With this dust Miss Palmer was always waging war. From morning till night—week in and week out—she fought perseveringly with the ever-gathering dust, and tried to make her house as prim and as neat as her tidy soul longed to see it. But just as Audrey's pinafores would get black, so the old house would get dusty, and the two together brought many a line of care into Miss Palmer's forehead.
Audrey had lived with her aunt since she was a fortnight old. Her father was a baker in a town two hundred miles away. She had never seen him, and he had never seen her since her aunt had carried her off, a tiny, sickly baby, nearly eight years ago. Audrey's mother had died soon after she was born, and her father had sent a piteous letter to his sister Cordelia, telling her he did not know what would become of him and of his nine motherless children, now Alice was gone.
On receipt of that letter, Miss Palmer had at once put up her shop-shutters, packed a small carpetbag, locked up her old house, and had set off for the town, two hundred miles away, where her brother lived. She had only remained one night, for her business could not be neglected; but she had brought the baby back with her, having adopted it as her own.
A curious little thing Audrey looked, as Miss Palmer rolled her in a warm shawl before starting on her homeward journey, for even then she had a quantity of hair, which made her little face look, if possible, smaller and more fragile. But Miss Palmer, although she was an old maid, had had some experience with babies, having at one time been nurse in a respectable family. So the little one had every care and attention bestowed upon her, and had grown up a healthy, hearty child, always untidy, and never clean for half an hour together, but yet with cheeks like roses, and as plump and strong as even Miss Palmer's heart could wish.
She was very fond of the little girl, although she did not often show it. And though she sometimes rebuked her and said, "Now, Audrey!" in a voice which made her tremble, she was not unkind to her, and did not mean to be harsh.
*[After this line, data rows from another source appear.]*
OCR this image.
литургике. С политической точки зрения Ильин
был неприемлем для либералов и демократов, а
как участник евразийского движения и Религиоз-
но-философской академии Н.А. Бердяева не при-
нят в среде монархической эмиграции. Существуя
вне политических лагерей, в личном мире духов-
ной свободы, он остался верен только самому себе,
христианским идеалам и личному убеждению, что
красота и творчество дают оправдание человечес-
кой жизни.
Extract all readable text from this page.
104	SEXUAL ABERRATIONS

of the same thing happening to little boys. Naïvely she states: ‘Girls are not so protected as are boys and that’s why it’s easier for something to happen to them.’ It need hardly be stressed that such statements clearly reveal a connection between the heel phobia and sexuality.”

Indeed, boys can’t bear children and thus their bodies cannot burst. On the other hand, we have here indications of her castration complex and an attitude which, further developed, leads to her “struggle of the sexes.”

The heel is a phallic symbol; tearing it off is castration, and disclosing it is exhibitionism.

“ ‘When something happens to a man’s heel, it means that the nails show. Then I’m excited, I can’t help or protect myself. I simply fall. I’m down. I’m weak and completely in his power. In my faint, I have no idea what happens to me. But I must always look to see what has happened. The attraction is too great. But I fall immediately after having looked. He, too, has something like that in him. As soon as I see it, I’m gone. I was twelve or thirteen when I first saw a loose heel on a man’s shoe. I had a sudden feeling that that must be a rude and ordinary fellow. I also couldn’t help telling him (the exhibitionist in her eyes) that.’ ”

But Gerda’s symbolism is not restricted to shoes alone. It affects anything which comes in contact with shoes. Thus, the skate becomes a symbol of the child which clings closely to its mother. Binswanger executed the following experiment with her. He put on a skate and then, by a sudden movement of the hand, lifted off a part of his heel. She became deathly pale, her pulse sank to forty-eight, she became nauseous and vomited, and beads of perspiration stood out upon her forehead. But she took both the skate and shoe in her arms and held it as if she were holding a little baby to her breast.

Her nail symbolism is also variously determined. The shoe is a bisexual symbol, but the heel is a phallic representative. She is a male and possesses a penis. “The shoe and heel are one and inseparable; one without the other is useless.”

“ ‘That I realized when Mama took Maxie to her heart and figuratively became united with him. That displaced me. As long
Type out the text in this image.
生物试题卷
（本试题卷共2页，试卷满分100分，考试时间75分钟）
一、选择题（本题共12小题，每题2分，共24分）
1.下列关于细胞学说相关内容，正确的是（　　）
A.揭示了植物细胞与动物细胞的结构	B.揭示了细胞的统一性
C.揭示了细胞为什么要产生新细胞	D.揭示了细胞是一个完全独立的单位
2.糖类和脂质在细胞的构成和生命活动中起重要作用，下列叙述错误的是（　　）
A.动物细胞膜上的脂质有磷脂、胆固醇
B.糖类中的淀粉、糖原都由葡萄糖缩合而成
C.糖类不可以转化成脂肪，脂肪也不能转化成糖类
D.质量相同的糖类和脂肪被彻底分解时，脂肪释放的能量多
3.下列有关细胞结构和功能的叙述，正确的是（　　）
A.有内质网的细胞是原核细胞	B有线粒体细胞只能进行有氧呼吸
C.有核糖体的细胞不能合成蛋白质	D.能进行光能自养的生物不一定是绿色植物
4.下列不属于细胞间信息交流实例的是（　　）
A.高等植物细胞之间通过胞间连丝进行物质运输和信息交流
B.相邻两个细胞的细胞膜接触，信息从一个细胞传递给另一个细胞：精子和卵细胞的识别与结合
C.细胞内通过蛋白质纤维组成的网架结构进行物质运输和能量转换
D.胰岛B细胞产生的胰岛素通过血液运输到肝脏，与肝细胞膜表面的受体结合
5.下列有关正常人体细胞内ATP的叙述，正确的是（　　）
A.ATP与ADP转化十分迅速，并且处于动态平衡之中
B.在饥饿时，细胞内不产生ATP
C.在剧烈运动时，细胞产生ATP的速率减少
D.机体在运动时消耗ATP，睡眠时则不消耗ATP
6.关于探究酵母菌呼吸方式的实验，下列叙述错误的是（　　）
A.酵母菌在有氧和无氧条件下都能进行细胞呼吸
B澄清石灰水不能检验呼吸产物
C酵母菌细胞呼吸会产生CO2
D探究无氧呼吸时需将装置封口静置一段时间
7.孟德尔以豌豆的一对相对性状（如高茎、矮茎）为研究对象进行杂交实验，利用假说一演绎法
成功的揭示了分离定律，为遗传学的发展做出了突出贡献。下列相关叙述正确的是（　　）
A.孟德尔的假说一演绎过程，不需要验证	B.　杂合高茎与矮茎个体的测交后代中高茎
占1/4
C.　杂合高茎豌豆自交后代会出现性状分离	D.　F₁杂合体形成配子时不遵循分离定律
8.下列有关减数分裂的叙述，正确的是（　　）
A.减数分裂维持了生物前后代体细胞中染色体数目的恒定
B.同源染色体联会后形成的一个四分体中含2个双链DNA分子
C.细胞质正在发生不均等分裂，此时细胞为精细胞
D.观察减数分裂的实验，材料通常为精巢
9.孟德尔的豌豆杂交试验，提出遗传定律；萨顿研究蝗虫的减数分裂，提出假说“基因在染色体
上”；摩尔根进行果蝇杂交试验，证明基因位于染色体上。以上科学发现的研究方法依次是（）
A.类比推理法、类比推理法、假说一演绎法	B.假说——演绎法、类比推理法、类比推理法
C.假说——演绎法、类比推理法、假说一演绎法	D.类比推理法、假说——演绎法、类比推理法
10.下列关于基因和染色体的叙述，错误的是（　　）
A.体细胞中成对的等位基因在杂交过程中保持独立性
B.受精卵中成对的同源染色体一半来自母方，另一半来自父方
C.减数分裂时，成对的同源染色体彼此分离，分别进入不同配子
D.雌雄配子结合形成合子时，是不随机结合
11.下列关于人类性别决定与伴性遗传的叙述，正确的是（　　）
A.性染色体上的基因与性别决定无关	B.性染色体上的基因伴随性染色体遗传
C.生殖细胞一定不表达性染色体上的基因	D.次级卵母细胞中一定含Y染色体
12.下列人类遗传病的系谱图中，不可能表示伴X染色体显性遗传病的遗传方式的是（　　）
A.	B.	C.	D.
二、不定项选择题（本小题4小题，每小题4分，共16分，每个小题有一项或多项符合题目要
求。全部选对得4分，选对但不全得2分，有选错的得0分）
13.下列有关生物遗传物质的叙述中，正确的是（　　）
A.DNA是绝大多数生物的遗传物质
"It was all for Audrey's good," she said to herself.
Thus Audrey, in spite of her pinafores, did not lead at all an unhappy life. She went to a private school in the next street, where an old woman tried to keep order amongst thirty or forty children, and, at such times as she succeeded in making her voice heard, to teach them reading, writing, and a few sums.
Audrey was a quick child, and learnt well all that it was possible to learn in such a place. She could read easily and distinctly, and would have been praised for her writing, had she not covered both herself and her copybook with blots. But the sums were her delight, and she was fast coming to the end of all the arithmetic which Miss Tapper was able to impart.
But there was one thing which Audrey had never been taught, either at school or at home, and that was the power of the love of Jesus. Her aunt made her say a prayer night and morning, but she never talked to her of the dear Lord who died instead of her, and who longed for her to be His loving and obedient child. If Audrey was good she was praised, if she was naughty she was blamed; but no one taught her who alone could make her good, or could teach her not to be naughty.
She was like a little ship beaten about by the waves, driven first one way and then another by the storm of temper on the wind of wilfulness. She had not yet learnt whose hand must be on the helm if she was to sail onward, and to reach the harbour in safety.